City will have to look for ways to make recycling easier if waste reduction targets are to be met
Nicole Tomlinson, Special to the Sun
Relatively poor recycling habits in townhomes, apartments, and condo units could trash Metro Vancouver's ambitious waste reduction goals if they don't improve soon.
Residents in multi-family dwellings recycle a quarter of their waste -- less than half the proportion of material that people who live in single-family homes throw into the blue bins.
Metro Vancouver has identified improving this "underperforming" sector as a key element to successfully upping recycling rates to 70 per cent within the next five years.
But experts and critics say it's going to take more than increased regulation and changes to the waste program to get multi-family unit recycling rates out of the garbage.
AN AMBITIOUS PLAN
Metro Vancouver unveiled a strategy to up the total amount of waste being recycled by close to 20 per cent across the region earlier this year after a proposal to build a landfill in the Interior was scrapped because of potential First Nations land claims.
To realize this goal, the region will have to do three main things -- recycle more organic waste, reduce refuse from construction projects, and get multi-family units turfing less, said Marvin Hunt, chair of Metro Vancouver's waste management committee.

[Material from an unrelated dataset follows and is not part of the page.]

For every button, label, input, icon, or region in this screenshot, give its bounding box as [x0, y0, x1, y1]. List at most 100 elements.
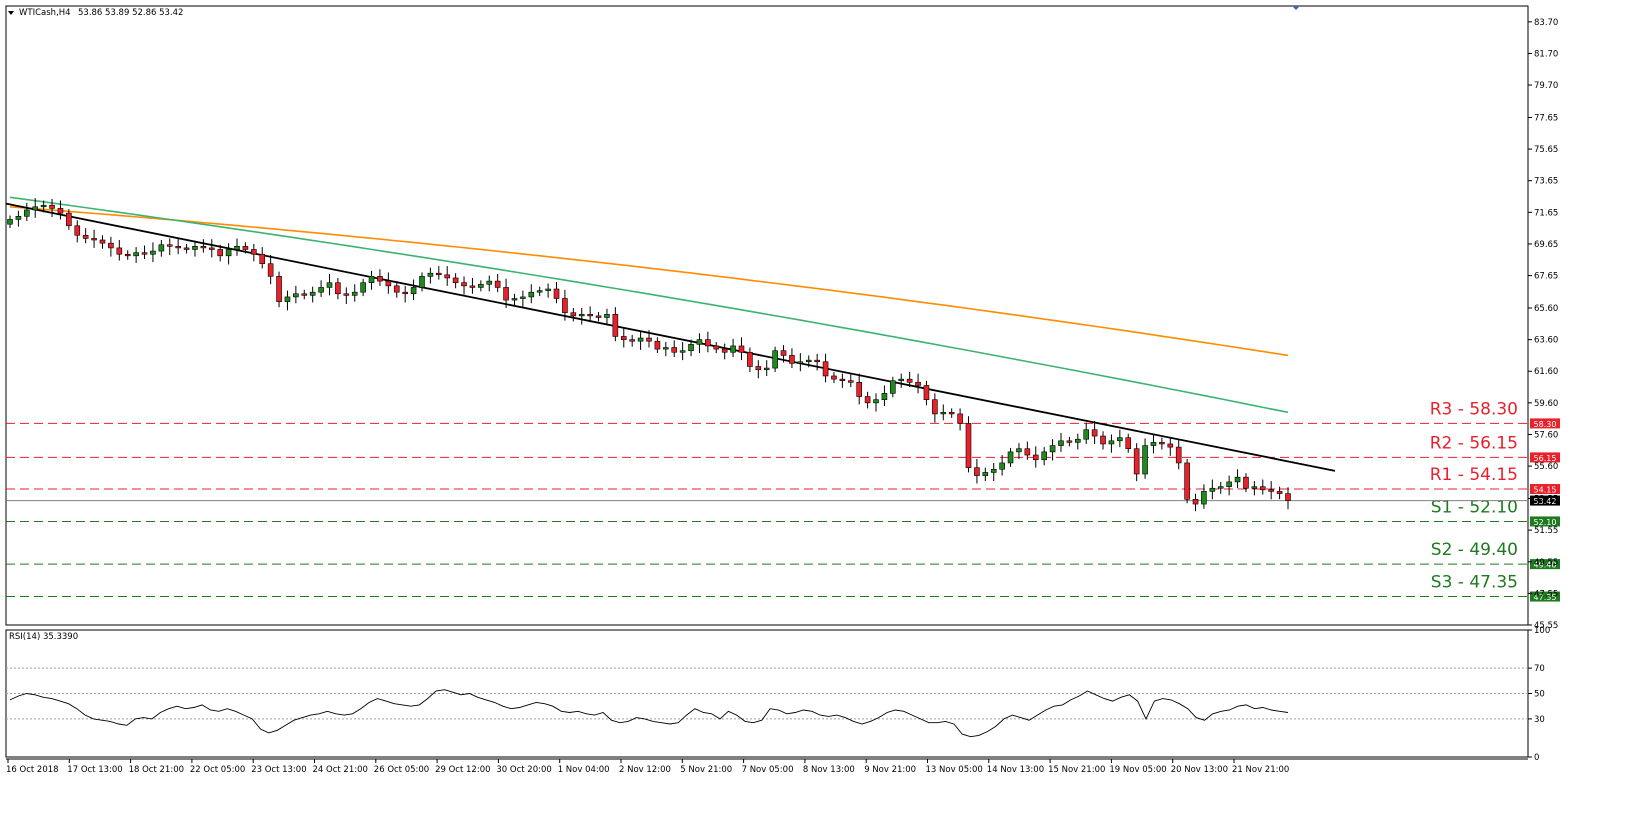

Residents in townhomes, condos and apartments are only recycling 25 per cent of their waste, compared to 52 per cent of people in single-family homes, according to Metro Vancouver's strategy for updating their waste management plan.
And with some 150,000 units classified under the multi-family umbrella in the city of Vancouver alone, the issue shares sustainability ranks with adding composting to residential pickup services and overhauling construction bylaws.
"It's simply a challenge of our convenient living," Hunt said. "We have to find ways of making recycling more convenient in those buildings."